As I put this exquisite children’s book down, I wiped my eyes, and marveled at the quick journey I had just taken into the heart and mind of Pablo Neruda. Suddenly, I was overwhelmed with the desire to read everything he had written – poetry, prose, essays, his biography. In just one simple children’s book, I felt I had touched the genius and heart of this astounding man who I had not previously appreciated. And that is the brilliance and beauty of The Dreamer.
Whether you are young or old, from Chile or the USA or anywhere else, whether you love poetry or not, it is impossible not to be totally inspired by this fictional telling of Neruda’s childhood. It is as if we see exactly how a piece of coal becomes a diamond… by the pressure that is put upon it. And yet, reading this version of Neruda, it appears that in fact, he was never a piece of coal… his mind was a diamond of words and images right form the start.

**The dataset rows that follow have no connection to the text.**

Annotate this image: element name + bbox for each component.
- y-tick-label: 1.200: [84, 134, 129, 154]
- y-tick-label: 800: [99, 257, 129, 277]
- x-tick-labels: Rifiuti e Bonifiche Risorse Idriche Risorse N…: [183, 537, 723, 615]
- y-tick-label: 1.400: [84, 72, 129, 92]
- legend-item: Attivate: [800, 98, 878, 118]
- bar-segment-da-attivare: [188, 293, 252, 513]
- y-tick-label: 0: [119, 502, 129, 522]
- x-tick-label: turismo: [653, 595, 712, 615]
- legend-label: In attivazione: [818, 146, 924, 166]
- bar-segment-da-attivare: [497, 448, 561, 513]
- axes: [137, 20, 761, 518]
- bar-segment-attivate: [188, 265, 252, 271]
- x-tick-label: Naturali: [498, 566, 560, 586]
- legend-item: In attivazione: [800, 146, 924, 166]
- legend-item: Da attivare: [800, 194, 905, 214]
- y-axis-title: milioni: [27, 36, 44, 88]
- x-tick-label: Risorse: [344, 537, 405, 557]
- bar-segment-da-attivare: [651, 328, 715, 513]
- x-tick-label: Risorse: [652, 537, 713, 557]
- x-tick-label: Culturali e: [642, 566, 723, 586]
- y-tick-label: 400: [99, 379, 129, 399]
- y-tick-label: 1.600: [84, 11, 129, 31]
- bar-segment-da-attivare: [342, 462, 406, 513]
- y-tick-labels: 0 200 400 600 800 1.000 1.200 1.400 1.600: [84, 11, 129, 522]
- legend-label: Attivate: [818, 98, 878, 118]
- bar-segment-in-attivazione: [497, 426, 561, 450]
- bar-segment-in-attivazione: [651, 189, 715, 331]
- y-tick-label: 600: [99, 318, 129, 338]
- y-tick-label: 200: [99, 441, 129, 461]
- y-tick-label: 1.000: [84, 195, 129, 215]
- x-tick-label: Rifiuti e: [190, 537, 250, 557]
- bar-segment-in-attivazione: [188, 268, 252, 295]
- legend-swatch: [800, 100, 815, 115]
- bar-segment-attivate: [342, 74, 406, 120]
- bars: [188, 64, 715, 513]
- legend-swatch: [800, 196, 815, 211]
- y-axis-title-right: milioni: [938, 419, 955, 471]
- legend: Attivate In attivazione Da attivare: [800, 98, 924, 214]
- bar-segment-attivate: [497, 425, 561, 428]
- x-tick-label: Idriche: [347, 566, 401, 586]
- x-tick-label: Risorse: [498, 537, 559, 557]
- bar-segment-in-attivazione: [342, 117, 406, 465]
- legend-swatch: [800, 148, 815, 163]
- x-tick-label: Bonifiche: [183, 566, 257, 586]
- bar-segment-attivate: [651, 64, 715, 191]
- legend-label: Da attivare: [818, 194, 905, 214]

I discovered the author from another children’s book I had just read, Echo, and I’m glad I followed up to find her other works. This is probably for 8 years old and up, and the beauty of the language would make it a wonderful read-aloud. (And by the way, your children are never too old to be read aloud to. It actually is beneficial to keep it up!)
Nothing more to add, except the hard-back version of this children’s book has delightful illustrations to go along with the poetry and language. This is a must for any library or homeschooling collection as well.